La gente se agolpaba en los corredores. Las enfermeras se desplazaban con rapidez sin detenerse a contestar las preguntas que les formulaban algunas personas ansiosas. El vestíbulo principal se hallaba repleto. Travis y el doctor Leaf se abrieron paso hasta el consultorio del doctor Stone. Éste se encontraba solo en la habitación.

Sentado frente a su escritorio, con la corbata desanudada, estudiaba una página llena de cifras.
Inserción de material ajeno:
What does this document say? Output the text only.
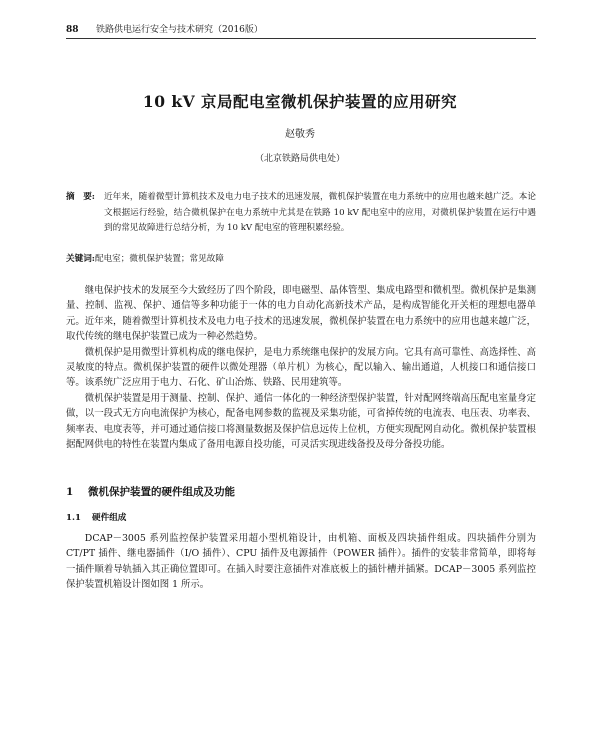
88 铁路供电运行安全与技术研究（2016版）
10 kV 京局配电室微机保护装置的应用研究
赵敬秀
（北京铁路局供电处）
摘　要:	近年来，随着微型计算机技术及电力电子技术的迅速发展，微机保护装置在电力系统中的应用也越来越广泛。本论文根据运行经验，结合微机保护在电力系统中尤其是在铁路 10 kV 配电室中的应用，对微机保护装置在运行中遇到的常见故障进行总结分析，为 10 kV 配电室的管理积累经验。
关键词:配电室；微机保护装置；常见故障

继电保护技术的发展至今大致经历了四个阶段，即电磁型、晶体管型、集成电路型和微机型。微机保护是集测量、控制、监视、保护、通信等多种功能于一体的电力自动化高新技术产品，是构成智能化开关柜的理想电器单元。近年来，随着微型计算机技术及电力电子技术的迅速发展，微机保护装置在电力系统中的应用也越来越广泛，取代传统的继电保护装置已成为一种必然趋势。

微机保护是用微型计算机构成的继电保护，是电力系统继电保护的发展方向。它具有高可靠性、高选择性、高灵敏度的特点。微机保护装置的硬件以微处理器（单片机）为核心，配以输入、输出通道，人机接口和通信接口等。该系统广泛应用于电力、石化、矿山冶炼、铁路、民用建筑等。

微机保护装置是用于测量、控制、保护、通信一体化的一种经济型保护装置，针对配网终端高压配电室量身定做，以一段式无方向电流保护为核心，配备电网参数的监视及采集功能，可省掉传统的电流表、电压表、功率表、频率表、电度表等，并可通过通信接口将测量数据及保护信息远传上位机，方便实现配网自动化。微机保护装置根据配网供电的特性在装置内集成了备用电源自投功能，可灵活实现进线备投及母分备投功能。

1 微机保护装置的硬件组成及功能
1.1 硬件组成

DCAP－3005 系列监控保护装置采用超小型机箱设计，由机箱、面板及四块插件组成。四块插件分别为 CT/PT 插件、继电器插件（I/O 插件）、CPU 插件及电源插件（POWER 插件）。插件的安装非常简单，即将每一插件顺着导轨插入其正确位置即可。在插入时要注意插件对准底板上的插针槽并插紧。DCAP－3005 系列监控保护装置机箱设计图如图 1 所示。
Levantó la vista; su rostro estaba pálido, macilento, y tenía los ojos nublados.

—Están alojados en los pasillos de los pisos tercero y cuarto —dijo el doctor Stone con expresión fatigada—. Ahora los estamos instalando en el vestíbulo del segundo piso. Luego habilitaremos el primer piso, si alcanzan las camas. ¿Cómo están ustedes?

Se estrecharon las manos.

—¿Y el doctor Wilhelm? —preguntó el doctor Leaf.

El rostro del doctor Stone se ensombreció.
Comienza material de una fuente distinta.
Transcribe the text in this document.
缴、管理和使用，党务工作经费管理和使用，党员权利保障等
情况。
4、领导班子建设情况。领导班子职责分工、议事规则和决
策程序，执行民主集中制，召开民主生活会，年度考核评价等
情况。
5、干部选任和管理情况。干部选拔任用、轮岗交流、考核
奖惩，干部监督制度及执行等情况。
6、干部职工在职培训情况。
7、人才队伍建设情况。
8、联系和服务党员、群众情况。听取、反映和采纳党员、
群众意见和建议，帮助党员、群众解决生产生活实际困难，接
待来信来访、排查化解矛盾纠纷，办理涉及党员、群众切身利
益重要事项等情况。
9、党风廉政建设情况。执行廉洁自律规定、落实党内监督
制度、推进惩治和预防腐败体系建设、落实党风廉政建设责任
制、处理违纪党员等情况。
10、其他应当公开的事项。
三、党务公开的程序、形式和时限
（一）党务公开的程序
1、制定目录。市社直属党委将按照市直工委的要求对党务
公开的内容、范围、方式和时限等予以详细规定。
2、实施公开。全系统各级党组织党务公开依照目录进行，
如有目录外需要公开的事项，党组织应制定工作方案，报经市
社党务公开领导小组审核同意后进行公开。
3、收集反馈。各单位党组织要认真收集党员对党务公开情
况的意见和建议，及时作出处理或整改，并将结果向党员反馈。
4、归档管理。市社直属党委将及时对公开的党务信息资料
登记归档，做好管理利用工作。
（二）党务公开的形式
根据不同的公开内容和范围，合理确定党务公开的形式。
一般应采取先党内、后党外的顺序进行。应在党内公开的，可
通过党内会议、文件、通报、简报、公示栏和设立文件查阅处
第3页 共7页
—Me pidió que me comunicara con usted, doctor Leaf. Ha estado trabajando sin descanso desde el miércoles. Vaya a verle. Se encuentra en el cuarto piso. Le di una habitación…, una sala auxiliar de operaciones que no necesitamos por ahora. Dice que seguirá trabajando allí… hasta el final.

—¿Hasta el final? —repitió el doctor Leaf—. ¿Qué quiere usted decir?

—Si aún no lo sabe, se enterará inmediatamente. Está en la habitación cuatrocientos treinta y cuatro. Ha caído enfermo.

Salieron del consultorio y subieron las escaleras. Entraron en la habitación cuatrocientos treinta y cuatro. Allí estaba el doctor Wilhelm, el corpulento doctor Wilhelm, tendido en una cama. Tenía a mano una libreta de notas y varios libros de texto. Su piel había adquirido el característico matiz grisáceo.

—Me alegra verle —dijo al doctor Leaf—. Siéntese. Cuánto me alegro de que hayan llegado antes de que…

Los dientes le rechinaron cuando trató de incorporarse.

—Acuéstese —ordenó el doctor Leaf, ayudándole a recostarse nuevamente.

—Ahora puedo observarlo dentro de mi cuerpo —dijo el doctor Wilhelm—. Me parece percibirlo en cada una de mis células. —Trató de esbozar una sonrisa y continuó—: Creo que he averiguado algo.

Hizo un movimiento y miró a Travis con hostilidad. Luego agregó:

—Déme un trago, doctor.

Travis le alcanzó rápidamente el vaso que se encontraba sobre la mesa. El doctor le miró con fijeza, tomó el vaso y bebió su contenido.

—Si sigue rondando por aquí, señor Travis, usted también caerá muy pronto.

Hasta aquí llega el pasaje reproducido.